First, I designed and executed a synthetic route to modify Ent and attach cargos to it. I started with very simple building blocks and aimed to develop a synthetic route that is modular. By doing so, I obtained a key intermediate with a versatile chemical handle, Bn6Ent-R, which can be used to attach various cargo molecules through different types of reactions (Figure iii). As a preliminary study, I chose the very robust acid-amine coupling reaction to attach a series of cargos with various sizes and shapes to probe the tolerance of the Ent uptake machinery. Another chemical handle I used was azide, which is needed for a highly efficient and selective cycloaddition reaction (or “Click” reaction) to link complicated cargos (e.g., vancomycin) that are not compatible with the acid-amine coupling reactions (Figure iii, Ent-cargo).
Figure iii. Syntheses and structures of Ent-cargo conjugates.
I prepared 11 Ent-cargo conjugates with different-sized cargos, and demonstrated that they still maintain iron-binding ability. When testing on bacteria, I found that the conjugates are transported by the Ent-uptake machinery with different efficiencies. The delivery seems to be size-dependent, which is not a surprise, because the Ent transporter on the outer membrane (FepA, Figure iib) has a channel-like structure with defined size. This discovery is important for us for designing the real “Trojan Horse,” because it tells us the promiscuity of the transport machinery.
Next, we selected the first weapon to load: b-lactams. This class of antibiotics is well studied, has the proper size, and is usually used for Gram-positive bacteria, but is less efficient against Gram-negative bacteria due to the permeability issue described earlier. I attached two of them (ampicillin and amoxicillin) to Ent using the “Click” reaction. Gratifyingly, when testing them against several Gram-negative bacterial species, I observed a 10-1000 fold activity increase from the conjugates compared to the parent antibiotics. Besides, these conjugates are able to kill bacteria much faster (Figure iv), most likely due to the active transport mechanism. Several control experiments were also performed and confirmed that the activity increase is indeed due to Ent mediated delivery.
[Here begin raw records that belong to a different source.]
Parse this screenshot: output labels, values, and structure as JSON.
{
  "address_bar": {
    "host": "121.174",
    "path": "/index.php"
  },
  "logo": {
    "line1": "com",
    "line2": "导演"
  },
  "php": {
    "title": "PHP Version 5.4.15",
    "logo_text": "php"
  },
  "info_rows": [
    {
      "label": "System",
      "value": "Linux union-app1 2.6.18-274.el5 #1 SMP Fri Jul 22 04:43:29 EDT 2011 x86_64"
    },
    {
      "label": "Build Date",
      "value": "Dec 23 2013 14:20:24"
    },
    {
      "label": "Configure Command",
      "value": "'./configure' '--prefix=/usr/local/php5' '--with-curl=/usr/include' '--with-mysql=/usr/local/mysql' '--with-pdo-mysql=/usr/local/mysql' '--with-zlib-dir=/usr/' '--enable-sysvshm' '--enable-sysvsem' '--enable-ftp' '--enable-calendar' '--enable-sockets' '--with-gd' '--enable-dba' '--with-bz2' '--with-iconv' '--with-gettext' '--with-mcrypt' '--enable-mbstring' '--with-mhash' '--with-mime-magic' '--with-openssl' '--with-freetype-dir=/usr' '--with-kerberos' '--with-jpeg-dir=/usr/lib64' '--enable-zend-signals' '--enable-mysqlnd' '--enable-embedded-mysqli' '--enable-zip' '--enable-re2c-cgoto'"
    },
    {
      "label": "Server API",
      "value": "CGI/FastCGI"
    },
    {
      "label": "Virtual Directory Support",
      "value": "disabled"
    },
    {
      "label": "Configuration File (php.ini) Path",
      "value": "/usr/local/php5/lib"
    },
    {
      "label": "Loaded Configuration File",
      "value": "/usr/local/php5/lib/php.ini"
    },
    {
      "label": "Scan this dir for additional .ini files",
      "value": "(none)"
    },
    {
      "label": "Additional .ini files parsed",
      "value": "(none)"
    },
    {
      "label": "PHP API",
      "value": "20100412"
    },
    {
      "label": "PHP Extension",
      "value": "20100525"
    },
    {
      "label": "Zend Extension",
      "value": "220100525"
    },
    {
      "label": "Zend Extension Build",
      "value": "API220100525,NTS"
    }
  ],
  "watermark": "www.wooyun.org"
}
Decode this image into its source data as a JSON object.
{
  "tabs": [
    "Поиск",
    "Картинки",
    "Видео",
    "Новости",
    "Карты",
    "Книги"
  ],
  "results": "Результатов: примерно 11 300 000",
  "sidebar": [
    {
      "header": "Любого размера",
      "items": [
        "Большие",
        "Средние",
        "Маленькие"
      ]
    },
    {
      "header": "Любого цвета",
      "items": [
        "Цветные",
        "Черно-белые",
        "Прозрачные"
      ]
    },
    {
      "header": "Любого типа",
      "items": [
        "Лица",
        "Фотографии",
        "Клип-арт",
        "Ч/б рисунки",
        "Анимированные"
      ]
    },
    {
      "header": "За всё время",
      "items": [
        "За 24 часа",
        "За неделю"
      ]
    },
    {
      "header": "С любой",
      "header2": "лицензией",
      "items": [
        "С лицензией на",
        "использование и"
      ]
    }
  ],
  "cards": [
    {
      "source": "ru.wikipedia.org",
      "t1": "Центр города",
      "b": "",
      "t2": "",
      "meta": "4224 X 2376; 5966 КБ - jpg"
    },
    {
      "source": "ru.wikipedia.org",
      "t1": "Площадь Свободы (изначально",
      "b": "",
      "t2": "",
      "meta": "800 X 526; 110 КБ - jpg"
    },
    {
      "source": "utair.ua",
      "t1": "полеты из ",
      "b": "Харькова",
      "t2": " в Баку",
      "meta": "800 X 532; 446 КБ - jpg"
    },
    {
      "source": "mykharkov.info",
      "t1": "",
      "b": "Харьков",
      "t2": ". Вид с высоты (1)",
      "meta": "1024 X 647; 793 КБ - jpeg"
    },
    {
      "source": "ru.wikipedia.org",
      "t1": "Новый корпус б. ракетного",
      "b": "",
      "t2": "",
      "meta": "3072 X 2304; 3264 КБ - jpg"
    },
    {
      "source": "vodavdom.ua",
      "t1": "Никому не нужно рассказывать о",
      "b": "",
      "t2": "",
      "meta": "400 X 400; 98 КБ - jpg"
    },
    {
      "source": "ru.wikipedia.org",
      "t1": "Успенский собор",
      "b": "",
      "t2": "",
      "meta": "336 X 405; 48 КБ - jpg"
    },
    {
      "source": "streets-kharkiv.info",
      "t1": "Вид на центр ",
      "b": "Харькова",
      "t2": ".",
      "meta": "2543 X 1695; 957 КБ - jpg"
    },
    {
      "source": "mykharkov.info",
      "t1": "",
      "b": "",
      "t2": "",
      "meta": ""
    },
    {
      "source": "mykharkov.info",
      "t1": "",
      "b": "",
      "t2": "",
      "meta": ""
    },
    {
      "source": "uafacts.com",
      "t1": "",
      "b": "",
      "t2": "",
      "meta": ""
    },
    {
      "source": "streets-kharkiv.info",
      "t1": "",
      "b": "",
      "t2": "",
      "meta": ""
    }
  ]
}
Figure iv. a) Growth of a pathogenic E. coli strain in the presence of Ent-Ampicillin or Ampicillin (Ent-Amp or Amp) at different concentrations. OD600 values represent the bacterial cell density in the growth culture. Ent-Amp inhibits the bacterial growth at ~10-8 M concentration; Amp requires a 1000-fold higher concentration (10-5 M) to exhibit the same effect. b) The growth of the same strain monitored over time in the presence of Ent-Amp (5 μM) or Amp (50 μM) or no compound (control). After approximately 1 hour, Ent-Amp caused the bacterial population to drop significantly; Amp needs longer than 3 hours to cause the same effect even at a 10-fold higher concentration.
With these exciting results, we are now working on expanding the strategy to other types of siderophores and other bacteria. We also plan to load other cargos, including toxins, fluorophores, and biotin for different types of applications. I really enjoyed the journey from designing and building new molecules to finding their activity in living organisms. And I feel it is very promising that said “Trojan Horse” approach will have a clinical impact and help people in the future.